Oil Search advised the market on Friday that the Hides F1 (Hides Deep) well had reached total depth of 4633m. Thick argillaceous sandstone intervals were encountered in the exploration target, the Koi-Iange Formation; while Santos said "wireline evaluation confirms an absence of reservoir quality".
The exploration component of the well will now be abandoned and the development section completed as a gas producer for the PNG LNG project.
Exxon (36.8%) operates the permit with Santos (24%) and Oil Search (16.7%) also having operating interests, with PNG government entities taking up the remainder.]
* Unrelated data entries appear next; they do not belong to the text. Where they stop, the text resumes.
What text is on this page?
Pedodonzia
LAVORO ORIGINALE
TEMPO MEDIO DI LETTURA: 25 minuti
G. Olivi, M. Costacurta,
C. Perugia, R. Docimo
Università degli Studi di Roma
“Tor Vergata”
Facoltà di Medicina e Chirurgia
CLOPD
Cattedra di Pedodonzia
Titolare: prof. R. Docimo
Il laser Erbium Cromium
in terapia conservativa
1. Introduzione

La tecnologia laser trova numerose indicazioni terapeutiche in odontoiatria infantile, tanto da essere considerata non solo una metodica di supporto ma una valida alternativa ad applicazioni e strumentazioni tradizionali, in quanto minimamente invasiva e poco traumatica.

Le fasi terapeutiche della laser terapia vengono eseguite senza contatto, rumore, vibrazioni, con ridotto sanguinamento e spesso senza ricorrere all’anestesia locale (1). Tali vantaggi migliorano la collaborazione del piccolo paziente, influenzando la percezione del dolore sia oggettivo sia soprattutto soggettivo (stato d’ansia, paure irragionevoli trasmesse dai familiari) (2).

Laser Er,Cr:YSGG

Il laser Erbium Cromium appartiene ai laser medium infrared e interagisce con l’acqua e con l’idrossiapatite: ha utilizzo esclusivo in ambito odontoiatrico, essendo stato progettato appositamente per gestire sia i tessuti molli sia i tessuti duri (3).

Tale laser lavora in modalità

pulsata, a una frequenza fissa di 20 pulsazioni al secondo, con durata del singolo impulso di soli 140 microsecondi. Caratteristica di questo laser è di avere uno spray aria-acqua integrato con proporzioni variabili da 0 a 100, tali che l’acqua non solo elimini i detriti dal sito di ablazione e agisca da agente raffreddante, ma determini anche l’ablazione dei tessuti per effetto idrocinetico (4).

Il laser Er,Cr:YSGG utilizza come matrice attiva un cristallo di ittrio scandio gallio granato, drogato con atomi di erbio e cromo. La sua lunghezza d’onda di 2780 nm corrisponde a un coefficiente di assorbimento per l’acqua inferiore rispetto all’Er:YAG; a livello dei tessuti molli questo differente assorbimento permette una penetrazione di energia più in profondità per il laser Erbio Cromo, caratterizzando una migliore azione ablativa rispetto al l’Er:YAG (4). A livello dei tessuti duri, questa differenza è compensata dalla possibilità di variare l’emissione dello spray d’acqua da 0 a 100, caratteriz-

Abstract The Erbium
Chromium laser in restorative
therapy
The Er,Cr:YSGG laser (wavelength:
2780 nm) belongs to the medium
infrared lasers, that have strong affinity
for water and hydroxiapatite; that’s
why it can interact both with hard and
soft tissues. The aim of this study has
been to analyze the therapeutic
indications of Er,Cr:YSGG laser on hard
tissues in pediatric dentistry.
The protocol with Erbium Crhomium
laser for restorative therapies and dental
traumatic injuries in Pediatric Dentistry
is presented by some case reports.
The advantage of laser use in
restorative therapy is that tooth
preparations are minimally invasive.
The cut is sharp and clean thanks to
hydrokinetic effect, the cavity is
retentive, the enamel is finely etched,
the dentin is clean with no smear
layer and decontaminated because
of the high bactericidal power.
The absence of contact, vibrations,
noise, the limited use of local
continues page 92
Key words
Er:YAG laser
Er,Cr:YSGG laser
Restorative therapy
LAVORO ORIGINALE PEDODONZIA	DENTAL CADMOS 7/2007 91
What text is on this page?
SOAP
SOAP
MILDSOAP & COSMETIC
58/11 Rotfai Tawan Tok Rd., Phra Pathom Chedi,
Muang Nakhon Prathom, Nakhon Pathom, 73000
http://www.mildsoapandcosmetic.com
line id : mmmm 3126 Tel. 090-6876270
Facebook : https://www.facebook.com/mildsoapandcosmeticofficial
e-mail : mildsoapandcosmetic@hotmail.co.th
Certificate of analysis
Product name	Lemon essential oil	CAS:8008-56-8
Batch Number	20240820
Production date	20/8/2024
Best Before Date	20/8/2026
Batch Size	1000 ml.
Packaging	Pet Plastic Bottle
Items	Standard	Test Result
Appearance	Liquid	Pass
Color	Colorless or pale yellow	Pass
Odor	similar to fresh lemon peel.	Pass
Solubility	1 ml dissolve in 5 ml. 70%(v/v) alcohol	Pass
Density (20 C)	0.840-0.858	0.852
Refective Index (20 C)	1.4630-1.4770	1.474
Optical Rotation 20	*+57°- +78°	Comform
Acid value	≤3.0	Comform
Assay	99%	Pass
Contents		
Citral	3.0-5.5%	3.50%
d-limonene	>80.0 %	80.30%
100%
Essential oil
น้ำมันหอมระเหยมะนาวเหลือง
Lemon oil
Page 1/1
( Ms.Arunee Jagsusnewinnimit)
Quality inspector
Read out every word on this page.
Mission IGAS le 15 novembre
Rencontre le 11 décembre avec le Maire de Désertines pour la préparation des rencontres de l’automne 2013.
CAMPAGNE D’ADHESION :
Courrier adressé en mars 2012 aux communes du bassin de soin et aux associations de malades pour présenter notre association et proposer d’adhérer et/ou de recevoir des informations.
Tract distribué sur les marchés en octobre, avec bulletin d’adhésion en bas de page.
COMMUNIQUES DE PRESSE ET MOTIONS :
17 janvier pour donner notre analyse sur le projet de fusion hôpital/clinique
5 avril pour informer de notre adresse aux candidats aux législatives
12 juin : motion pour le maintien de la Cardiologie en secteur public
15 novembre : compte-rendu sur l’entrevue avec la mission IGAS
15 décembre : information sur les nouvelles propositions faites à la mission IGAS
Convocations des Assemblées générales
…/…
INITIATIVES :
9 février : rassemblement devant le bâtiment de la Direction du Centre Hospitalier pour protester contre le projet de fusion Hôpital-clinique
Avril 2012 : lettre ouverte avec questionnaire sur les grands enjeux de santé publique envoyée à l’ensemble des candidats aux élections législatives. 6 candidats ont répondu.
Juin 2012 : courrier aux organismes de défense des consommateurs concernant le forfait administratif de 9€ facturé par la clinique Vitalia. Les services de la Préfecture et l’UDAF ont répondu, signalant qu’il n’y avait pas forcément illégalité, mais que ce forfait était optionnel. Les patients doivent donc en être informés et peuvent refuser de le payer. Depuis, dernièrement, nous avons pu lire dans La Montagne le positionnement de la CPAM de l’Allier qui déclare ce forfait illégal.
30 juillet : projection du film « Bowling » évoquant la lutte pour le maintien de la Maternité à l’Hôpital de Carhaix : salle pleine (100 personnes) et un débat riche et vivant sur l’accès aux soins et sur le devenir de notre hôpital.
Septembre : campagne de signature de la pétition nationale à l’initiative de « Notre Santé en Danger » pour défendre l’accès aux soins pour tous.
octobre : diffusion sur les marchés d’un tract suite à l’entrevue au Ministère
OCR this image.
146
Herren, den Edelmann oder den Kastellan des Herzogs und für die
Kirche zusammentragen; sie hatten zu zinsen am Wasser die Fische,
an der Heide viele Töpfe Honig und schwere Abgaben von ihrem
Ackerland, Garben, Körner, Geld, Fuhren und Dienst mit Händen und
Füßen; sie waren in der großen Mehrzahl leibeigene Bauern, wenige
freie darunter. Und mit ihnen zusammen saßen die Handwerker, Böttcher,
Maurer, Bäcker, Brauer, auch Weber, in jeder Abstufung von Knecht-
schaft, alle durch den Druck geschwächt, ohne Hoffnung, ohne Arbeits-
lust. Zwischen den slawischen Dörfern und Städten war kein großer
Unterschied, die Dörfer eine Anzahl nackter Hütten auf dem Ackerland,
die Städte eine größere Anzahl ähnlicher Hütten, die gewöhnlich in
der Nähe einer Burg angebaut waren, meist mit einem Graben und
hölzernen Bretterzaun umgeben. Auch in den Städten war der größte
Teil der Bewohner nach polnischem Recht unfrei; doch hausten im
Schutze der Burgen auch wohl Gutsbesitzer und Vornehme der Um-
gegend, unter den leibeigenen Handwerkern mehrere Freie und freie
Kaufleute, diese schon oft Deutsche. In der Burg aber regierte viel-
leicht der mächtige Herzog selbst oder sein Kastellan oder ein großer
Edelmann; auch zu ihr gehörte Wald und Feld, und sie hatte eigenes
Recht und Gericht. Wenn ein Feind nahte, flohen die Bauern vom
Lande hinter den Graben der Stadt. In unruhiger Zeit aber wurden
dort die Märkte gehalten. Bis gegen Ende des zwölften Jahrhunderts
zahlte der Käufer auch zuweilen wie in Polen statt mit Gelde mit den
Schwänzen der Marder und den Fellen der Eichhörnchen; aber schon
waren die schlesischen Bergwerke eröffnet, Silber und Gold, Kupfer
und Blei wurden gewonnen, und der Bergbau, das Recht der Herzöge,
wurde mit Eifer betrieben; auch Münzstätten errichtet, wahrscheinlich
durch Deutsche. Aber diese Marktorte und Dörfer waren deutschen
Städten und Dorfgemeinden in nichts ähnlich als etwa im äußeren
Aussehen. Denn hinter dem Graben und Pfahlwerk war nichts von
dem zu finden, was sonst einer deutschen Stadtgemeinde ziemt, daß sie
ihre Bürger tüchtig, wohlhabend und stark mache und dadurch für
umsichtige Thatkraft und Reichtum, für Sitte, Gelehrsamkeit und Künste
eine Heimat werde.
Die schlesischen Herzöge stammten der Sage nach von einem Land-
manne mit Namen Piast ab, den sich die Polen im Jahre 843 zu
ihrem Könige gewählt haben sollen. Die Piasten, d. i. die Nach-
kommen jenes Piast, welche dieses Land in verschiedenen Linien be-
Santos shares dropped 1% on Friday to $7.77, while Oil Search shed as much as 4.2% to $7.74. The pair have been trading places as who's ranked higher on the ASX, though Oil Search appears to be more resilient these days, with Santos announcing nearly $1 billion in losses for 2014 while Oil Search has been buoyed by a windfall of over $1 billion.
The result was not entirely unexpected and would not have immediate implications on the expansion of PNG LNG, though discovering gas right under the existing field feeding the LNG project means operator ExxonMobil and its partners could have potentially expanded the project with lower costs.
However, success on Hides Deep would have meant two years of appraisal drilling so was not in line as a gas source for the first expansion phase, an Oil Search spokesperson told The Sydney Morning Herald.
While ExxonMobil and Oil Search had already designated P'nyang to underpin a third LNG train at the project, analysts said Hides Deep's negative result still reduced options for gas feed for the PNG LNG expansion and made the task of finding gas resources slightly harder.
"We are still pretty confident that gas options will de-risk over 2015," RBC Capital Markets analyst Andrew Williams said.
"Does this make it harder incrementally? Yes, but there are still other options out there."